Killers of the Flower Moon by David Grann
If you never saw the movie (like myself until after I read the book), Killers of the Flower Moon is nonfiction—classified as literary journalism—but it reads like a thriller. I was completely locked in to this story, partly because David Grann is a genius journalist and storyteller, but also due to the riveting (horrific) events that continuously made me question how it all was able to happen. It also, unfortunately, hits close to home. My family’s farm in southeast Kansas is just beyond the border where these events take place in Osage County, Oklahoma. The Wager, also by Grann, has been on my list to read this year. If you’ve read, please do tell me what you think.
In the 1920s, the richest people per capita in the world were members of the Osage Nation in Oklahoma. After oil was discovered beneath their land, the Osage rode in chauffeured automobiles, built mansions, and sent their children to study in Europe. Then, one by one, the Osage began to be killed off. The family of an Osage woman, Mollie Burkhart, became a prime target. One of her relatives was shot. Another was poisoned.
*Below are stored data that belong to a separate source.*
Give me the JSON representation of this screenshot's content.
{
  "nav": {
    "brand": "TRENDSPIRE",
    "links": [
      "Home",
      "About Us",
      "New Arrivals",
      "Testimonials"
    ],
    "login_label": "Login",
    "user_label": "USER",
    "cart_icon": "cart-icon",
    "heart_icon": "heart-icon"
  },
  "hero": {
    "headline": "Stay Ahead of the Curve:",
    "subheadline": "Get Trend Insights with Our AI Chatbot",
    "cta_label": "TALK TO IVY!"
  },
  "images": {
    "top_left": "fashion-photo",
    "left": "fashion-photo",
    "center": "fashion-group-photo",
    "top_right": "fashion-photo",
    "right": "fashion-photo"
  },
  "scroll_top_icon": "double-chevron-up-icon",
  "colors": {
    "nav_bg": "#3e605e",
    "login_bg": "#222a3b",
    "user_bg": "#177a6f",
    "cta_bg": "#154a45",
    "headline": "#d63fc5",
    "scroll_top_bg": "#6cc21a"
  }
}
And it was just the beginning, as more and more Osage were dying under mysterious circumstances, and many of those who dared to investigate the killings were themselves murdered.
As the death toll rose, the newly created FBI took up the case, and the young director, J. Edgar Hoover, turned to a former Texas Ranger named Tom White to try to unravel the mystery. White put together an undercover team, including a Native American agent who infiltrated the region, and together with the Osage began to expose one of the most chilling conspiracies in American history.
North Woods by Daniel Mason
North Woods is, in a word, mesmerizing. The chronicle takes you through generations of dwellers of a single New England cabin set in western Massachusetts amid an ancient forest. It begins with a young Puritan couple, the original builders of the cabin, trying to survive the wildness of the New World, and continues on with the succession of each owner. I felt like a time-traveling ghost witnessing all these accounts firsthand. It’s also a unique read in that it’s not merely chapters of narrative script. Daniel also tells their stories through period poetry, letters, song, and news articles, adding a richness to the storytelling that feels both precious and rare. This is another book that changed my perspective—on time, the inevitability of death, and how after we die, the world will simply continue on.
When two young lovers abscond from a Puritan colony, little do they know that their humble cabin in the woods will become the home of an extraordinary succession of human and nonhuman characters alike. An English soldier, destined for glory, abandons the battlefields of the New World to devote himself to growing apples. A pair of spinster twins navigate war and famine, envy and desire. A crime reporter unearths an ancient mass grave—only to discover that the earth refuse to give up their secrets. A lovelorn painter, a sinister con man, a stalking panther, a lusty beetle: As the inhabitants confront the wonder and mystery around them, they begin to realize that the dark, raucous, beautiful past is very much alive.
This magisterial and highly inventive novel from Pulitzer Prize finalist Daniel Mason brims with love and madness, humor and hope. Following the cycles of history, nature, and even language, North Woods shows the myriad, magical ways in which we're connected to our environment, to history, and to one another. It is not just an unforgettable novel about secrets and destinies, but a way of looking at the world that asks the timeless question: How do we live on, even after we're gone?